Seeing as our portion deals with the taking of human life, not to mention the ultimate value of human life, Hirsch’s commentary naturally concentrates on the pollution of the land created by bloodshed. However, he doesn’t limit himself. If we recognize God’s Image in every human being, we create a society that respects every human being, takes responsibility for the welfare and wellbeing of every human being, and establishes a system of law that ensures that every human being is treated decently.
“There are two matters here, “The social well being of the people based on submission to God and God’s Torah, and the presence of the Shekhina (God’s indwelling Presence) in the Land, based on that which is promised to human beings if they raise up the public way of life to God.”

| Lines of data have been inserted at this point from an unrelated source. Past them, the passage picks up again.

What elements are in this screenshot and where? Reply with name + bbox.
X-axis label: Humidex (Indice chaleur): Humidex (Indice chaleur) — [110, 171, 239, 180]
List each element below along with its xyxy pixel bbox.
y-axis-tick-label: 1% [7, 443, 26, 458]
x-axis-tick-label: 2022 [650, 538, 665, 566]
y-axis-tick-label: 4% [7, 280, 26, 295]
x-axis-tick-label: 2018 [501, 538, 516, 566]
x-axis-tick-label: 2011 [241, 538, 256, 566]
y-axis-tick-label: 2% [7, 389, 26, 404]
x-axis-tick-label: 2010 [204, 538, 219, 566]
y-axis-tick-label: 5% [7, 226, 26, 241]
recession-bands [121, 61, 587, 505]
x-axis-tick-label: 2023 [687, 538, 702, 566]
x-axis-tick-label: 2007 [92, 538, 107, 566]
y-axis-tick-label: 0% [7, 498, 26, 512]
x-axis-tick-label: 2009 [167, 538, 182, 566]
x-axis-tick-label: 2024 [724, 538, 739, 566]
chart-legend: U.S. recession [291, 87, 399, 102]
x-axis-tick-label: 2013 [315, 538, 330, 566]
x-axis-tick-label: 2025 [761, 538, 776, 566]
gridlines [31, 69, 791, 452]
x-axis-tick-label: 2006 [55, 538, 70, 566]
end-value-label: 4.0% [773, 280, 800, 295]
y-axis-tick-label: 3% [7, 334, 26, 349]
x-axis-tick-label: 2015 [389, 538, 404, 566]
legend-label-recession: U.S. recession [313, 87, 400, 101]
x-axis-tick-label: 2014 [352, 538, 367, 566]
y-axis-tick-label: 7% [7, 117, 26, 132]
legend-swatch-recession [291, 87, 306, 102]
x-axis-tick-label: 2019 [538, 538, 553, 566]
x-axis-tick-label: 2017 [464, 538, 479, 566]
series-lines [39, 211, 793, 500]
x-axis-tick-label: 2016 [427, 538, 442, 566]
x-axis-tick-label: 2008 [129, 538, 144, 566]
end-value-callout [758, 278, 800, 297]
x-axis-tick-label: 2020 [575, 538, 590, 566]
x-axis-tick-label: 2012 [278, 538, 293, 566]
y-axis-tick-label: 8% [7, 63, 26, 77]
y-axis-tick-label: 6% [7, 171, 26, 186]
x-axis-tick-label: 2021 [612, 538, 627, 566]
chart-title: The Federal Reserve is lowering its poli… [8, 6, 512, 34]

Paraphrasing Pirkei Avot, Hirsch writes, “The entire Torah is dependent on three pillars: Law, loving-kindness in the society, and the moral sanctification of our private lives….
If the purpose of a person’s life is simply violence, selfishness and the meeting of animal needs, there is no room to speak of law, of loving-kindness and of moral holiness. And if the person in his/her home and the peoples in their countries give in to the idolatrous animal vision, there is no room for God in the land, for God demands that we do justice, love loving-kindness and walk humbly with moral holiness.”
Here Hirsch paraphrases Micah 6:8, “Know what is required of you, oh human, only to do justly, love loving-kindness, and to walk humbly with your God.” This Shabbat is my late father’s Gregorian calendar birthday (and my nephew’s, who should happily live for many more years.) Micha’s quote was one of his favorites.
In our upcoming Israeli elections, the fate of our system of law, of our social welfare system, of loving-kindness versus demonization of the other (How many times can certain politicians deride the “Left” in one sentence.), the degree to which we abuse our (necessary) power, to act violently and unjustly, and of our ability to honor God’s Image in every human being, are all on the line.
May we vote wisely, and merit to remain in the Land.